Both Element.getBoundingClientRect() and window.getComputedStyle() are useful for determining if the element is visible and in the viewport.

You can't use getBoundingRect() alone to determine the visibility, and while you could use getComputedStyle() solely, it's not the optimal solution in terms of performance.

Both of these functions used in conjunction with each other is the best option (around 22% faster than getComputedStyle() alone.

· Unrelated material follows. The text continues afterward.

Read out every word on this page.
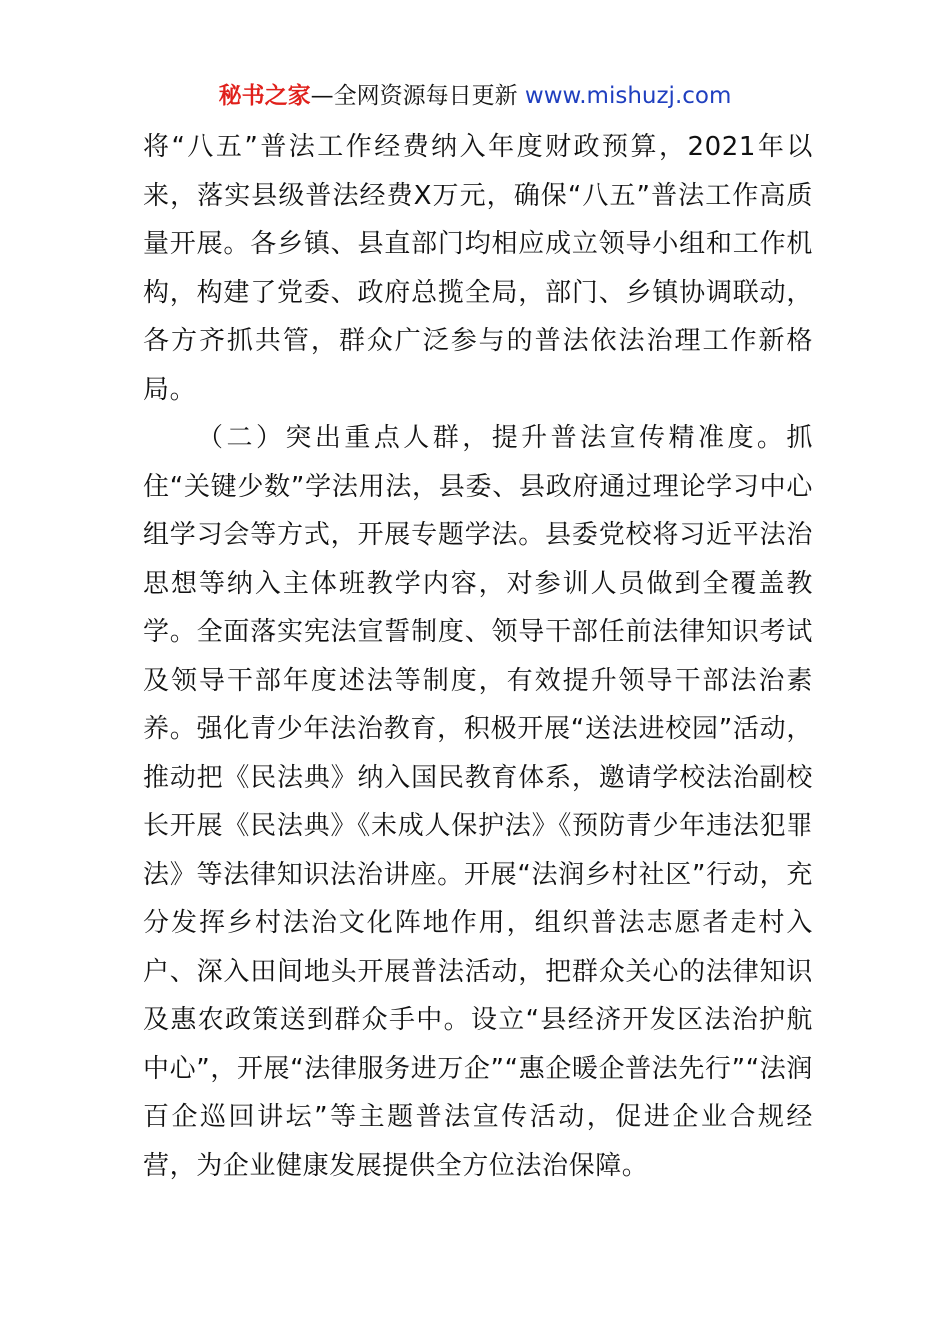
秘书之家—全网资源每日更新 www.mishuzj.com

将“八五”普法工作经费纳入年度财政预算，2021年以来，落实县级普法经费X万元，确保“八五”普法工作高质量开展。各乡镇、县直部门均相应成立领导小组和工作机构，构建了党委、政府总揽全局，部门、乡镇协调联动，各方齐抓共管，群众广泛参与的普法依法治理工作新格局。

（二）突出重点人群，提升普法宣传精准度。抓住“关键少数”学法用法，县委、县政府通过理论学习中心组学习会等方式，开展专题学法。县委党校将习近平法治思想等纳入主体班教学内容，对参训人员做到全覆盖教学。全面落实宪法宣誓制度、领导干部任前法律知识考试及领导干部年度述法等制度，有效提升领导干部法治素养。强化青少年法治教育，积极开展“送法进校园”活动，推动把《民法典》纳入国民教育体系，邀请学校法治副校长开展《民法典》《未成人保护法》《预防青少年违法犯罪法》等法律知识法治讲座。开展“法润乡村社区”行动，充分发挥乡村法治文化阵地作用，组织普法志愿者走村入户、深入田间地头开展普法活动，把群众关心的法律知识及惠农政策送到群众手中。设立“县经济开发区法治护航中心”，开展“法律服务进万企”“惠企暖企普法先行”“法润百企巡回讲坛”等主题普法宣传活动，促进企业合规经营，为企业健康发展提供全方位法治保障。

function inViewport(els) {
    let matches = [],
        elCt = els.length;

    for (let i=0; i<elCt; ++i) {
        let el = els[i],
            b = el.getBoundingClientRect(), c;

        if  (b.width > 0 && b.height > 0 &&
            b.left+b.width > 0 && b.right-b.width < window.outerWidth && 
            b.top+b.height > 0 && b.bottom-b.width < window.outerHeight && 
            (c = window.getComputedStyle(el)) &&
            c.getPropertyValue('visibility') === 'visible' &&
            c.getPropertyValue('opacity') !== 'none') {
            matches.push(el);
        }
    }
    return matches;
}

With a usage example of...

var els = document.querySelectorAll('.one'),
    visibleEls = inViewport(els);

This ensures that the display is not set to "none", the visibility is "visible", the width and height are greater than 0, and the element is within the bounds of the viewport.